Says Twitter: "We're working through tweaks to our system in order to provide greater stability at a time when we're facing record traffic ... As we go through
this process, we have uncovered unexpected deeper issues and have even caused inadvertent downtime as a result of our attempts to make changes."
Notes The Times' Bits blog: "Twitter has said in the past that the company has a difficult task at
hand: trying to update and manage the site as it continues to grow at an intense pace."
Still, "It's a big embarrassment for a company that, over the past year or two, has
managed to clean up its reputation for technical instability and that this spring one-upped critics by unveiling a business model that looks like it might actually work," writes CNet's The Social blog.
"Short-form, rapid-fire digital communication, particularly in a form easily
translated to rudimentary mobile devices, is here to stay, and Twitter will invariably be remembered as the company that birthed this phenomenon," The Social adds. "But we've seen before that the
company has been thrown into situations for which it was neither technologically nor logistically prepared."

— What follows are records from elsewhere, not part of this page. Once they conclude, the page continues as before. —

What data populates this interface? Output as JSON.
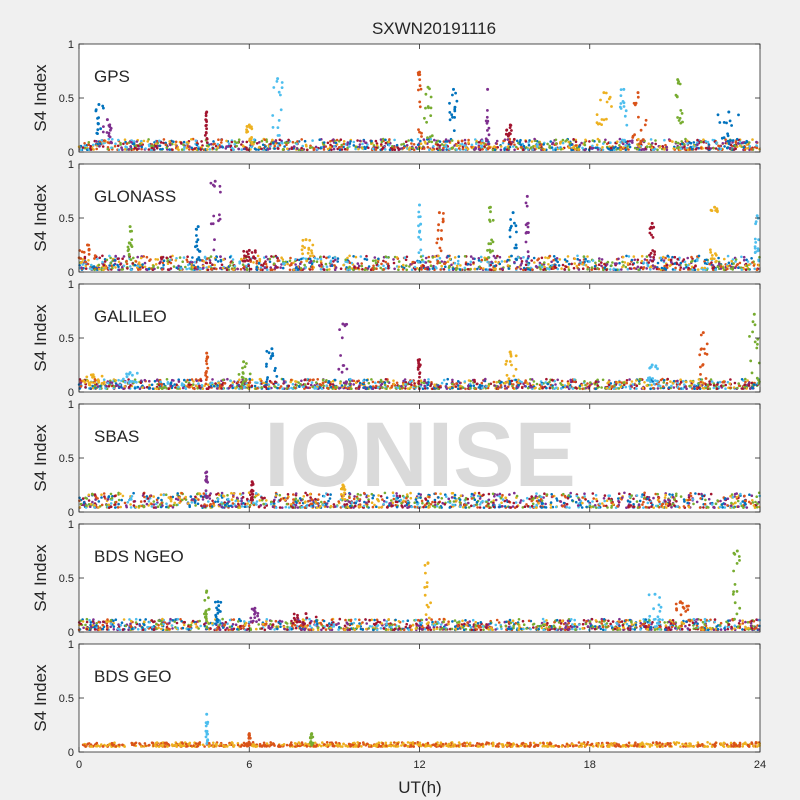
{
  "figure": {
    "title": "SXWN20191116",
    "watermark": "IONISE",
    "xlabel": "UT(h)",
    "ylabel": "S4 Index",
    "background": "#f0f0f0",
    "axes_background": "#ffffff"
  },
  "chart_data": [
    {
      "type": "scatter",
      "label": "GPS",
      "xlim": [
        0,
        24
      ],
      "ylim": [
        0,
        1
      ],
      "yticks": [
        0,
        0.5,
        1
      ],
      "ytick_labels": [
        "0",
        "0.5",
        "1"
      ],
      "xticks": [
        0,
        6,
        12,
        18,
        24
      ],
      "grid": false,
      "baseline": [
        0.02,
        0.12
      ],
      "spikes": [
        {
          "x": 0.7,
          "y": 0.44,
          "width": 0.35
        },
        {
          "x": 1.0,
          "y": 0.3,
          "width": 0.3
        },
        {
          "x": 4.5,
          "y": 0.37,
          "width": 0.1
        },
        {
          "x": 6.0,
          "y": 0.25,
          "width": 0.2
        },
        {
          "x": 7.0,
          "y": 0.68,
          "width": 0.35
        },
        {
          "x": 12.0,
          "y": 0.74,
          "width": 0.15
        },
        {
          "x": 12.3,
          "y": 0.6,
          "width": 0.3
        },
        {
          "x": 13.2,
          "y": 0.58,
          "width": 0.4
        },
        {
          "x": 14.4,
          "y": 0.58,
          "width": 0.1
        },
        {
          "x": 15.2,
          "y": 0.25,
          "width": 0.3
        },
        {
          "x": 18.5,
          "y": 0.55,
          "width": 0.6
        },
        {
          "x": 19.2,
          "y": 0.58,
          "width": 0.3
        },
        {
          "x": 19.7,
          "y": 0.55,
          "width": 0.6
        },
        {
          "x": 21.1,
          "y": 0.67,
          "width": 0.35
        },
        {
          "x": 22.9,
          "y": 0.37,
          "width": 0.8
        }
      ]
    },
    {
      "type": "scatter",
      "label": "GLONASS",
      "xlim": [
        0,
        24
      ],
      "ylim": [
        0,
        1
      ],
      "yticks": [
        0,
        0.5,
        1
      ],
      "ytick_labels": [
        "0",
        "0.5",
        "1"
      ],
      "xticks": [
        0,
        6,
        12,
        18,
        24
      ],
      "grid": false,
      "baseline": [
        0.02,
        0.15
      ],
      "spikes": [
        {
          "x": 0.3,
          "y": 0.25,
          "width": 0.6
        },
        {
          "x": 1.8,
          "y": 0.42,
          "width": 0.15
        },
        {
          "x": 4.2,
          "y": 0.42,
          "width": 0.2
        },
        {
          "x": 4.8,
          "y": 0.84,
          "width": 0.45
        },
        {
          "x": 6.0,
          "y": 0.2,
          "width": 0.5
        },
        {
          "x": 8.0,
          "y": 0.3,
          "width": 0.5
        },
        {
          "x": 12.0,
          "y": 0.62,
          "width": 0.1
        },
        {
          "x": 12.7,
          "y": 0.55,
          "width": 0.3
        },
        {
          "x": 14.5,
          "y": 0.6,
          "width": 0.25
        },
        {
          "x": 15.3,
          "y": 0.55,
          "width": 0.25
        },
        {
          "x": 15.8,
          "y": 0.7,
          "width": 0.1
        },
        {
          "x": 20.2,
          "y": 0.45,
          "width": 0.2
        },
        {
          "x": 22.4,
          "y": 0.6,
          "width": 0.3
        },
        {
          "x": 23.9,
          "y": 0.52,
          "width": 0.15
        }
      ]
    },
    {
      "type": "scatter",
      "label": "GALILEO",
      "xlim": [
        0,
        24
      ],
      "ylim": [
        0,
        1
      ],
      "yticks": [
        0,
        0.5,
        1
      ],
      "ytick_labels": [
        "0",
        "0.5",
        "1"
      ],
      "xticks": [
        0,
        6,
        12,
        18,
        24
      ],
      "grid": false,
      "baseline": [
        0.03,
        0.12
      ],
      "spikes": [
        {
          "x": 0.5,
          "y": 0.16,
          "width": 0.8
        },
        {
          "x": 1.8,
          "y": 0.18,
          "width": 0.6
        },
        {
          "x": 4.5,
          "y": 0.36,
          "width": 0.1
        },
        {
          "x": 5.8,
          "y": 0.28,
          "width": 0.5
        },
        {
          "x": 6.8,
          "y": 0.4,
          "width": 0.4
        },
        {
          "x": 9.3,
          "y": 0.63,
          "width": 0.3
        },
        {
          "x": 12.0,
          "y": 0.3,
          "width": 0.1
        },
        {
          "x": 15.2,
          "y": 0.37,
          "width": 0.5
        },
        {
          "x": 20.2,
          "y": 0.25,
          "width": 0.4
        },
        {
          "x": 22.0,
          "y": 0.55,
          "width": 0.3
        },
        {
          "x": 23.8,
          "y": 0.72,
          "width": 0.35
        }
      ]
    },
    {
      "type": "scatter",
      "label": "SBAS",
      "xlim": [
        0,
        24
      ],
      "ylim": [
        0,
        1
      ],
      "yticks": [
        0,
        0.5,
        1
      ],
      "ytick_labels": [
        "0",
        "0.5",
        "1"
      ],
      "xticks": [
        0,
        6,
        12,
        18,
        24
      ],
      "grid": false,
      "baseline": [
        0.04,
        0.18
      ],
      "spikes": [
        {
          "x": 4.5,
          "y": 0.37,
          "width": 0.08
        },
        {
          "x": 6.1,
          "y": 0.28,
          "width": 0.1
        },
        {
          "x": 9.3,
          "y": 0.25,
          "width": 0.15
        }
      ]
    },
    {
      "type": "scatter",
      "label": "BDS NGEO",
      "xlim": [
        0,
        24
      ],
      "ylim": [
        0,
        1
      ],
      "yticks": [
        0,
        0.5,
        1
      ],
      "ytick_labels": [
        "0",
        "0.5",
        "1"
      ],
      "xticks": [
        0,
        6,
        12,
        18,
        24
      ],
      "grid": false,
      "baseline": [
        0.02,
        0.12
      ],
      "spikes": [
        {
          "x": 4.5,
          "y": 0.38,
          "width": 0.2
        },
        {
          "x": 4.9,
          "y": 0.28,
          "width": 0.2
        },
        {
          "x": 6.2,
          "y": 0.22,
          "width": 0.3
        },
        {
          "x": 8.0,
          "y": 0.17,
          "width": 1.0
        },
        {
          "x": 12.3,
          "y": 0.64,
          "width": 0.25
        },
        {
          "x": 20.3,
          "y": 0.35,
          "width": 0.5
        },
        {
          "x": 21.2,
          "y": 0.28,
          "width": 0.6
        },
        {
          "x": 23.2,
          "y": 0.75,
          "width": 0.3
        }
      ]
    },
    {
      "type": "scatter",
      "label": "BDS GEO",
      "xlim": [
        0,
        24
      ],
      "ylim": [
        0,
        1
      ],
      "yticks": [
        0,
        0.5,
        1
      ],
      "ytick_labels": [
        "0",
        "0.5",
        "1"
      ],
      "xticks": [
        0,
        6,
        12,
        18,
        24
      ],
      "xtick_labels": [
        "0",
        "6",
        "12",
        "18",
        "24"
      ],
      "grid": false,
      "baseline": [
        0.05,
        0.09
      ],
      "spikes": [
        {
          "x": 4.5,
          "y": 0.35,
          "width": 0.08
        },
        {
          "x": 6.0,
          "y": 0.17,
          "width": 0.08
        },
        {
          "x": 8.2,
          "y": 0.17,
          "width": 0.1
        }
      ]
    }
  ],
  "series_colors": [
    "#0072bd",
    "#d95319",
    "#edb120",
    "#7e2f8e",
    "#77ac30",
    "#4dbeee",
    "#a2142f"
  ]
}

Under the headline, "Does the World Need More Than One Twitter?" GigaOm asks: "Can Twitter handle its emerging status as the world's real-time communications network, or does it need
help?"
Put another way, "Could one company handle all the email in the world?" GigaOm wants to know. "If [microblogging is] as important a service as it seems to have become
(or is becoming), should it be looked at as part of a larger infrastructure, the way Ethernet or TCP/IP was in the early days of the Internet, or like IMAP and POP for email?"
Yet, for
this grand speculation and condemnation, The Los Angeles Times says simply: "Most users shrug off the glitches."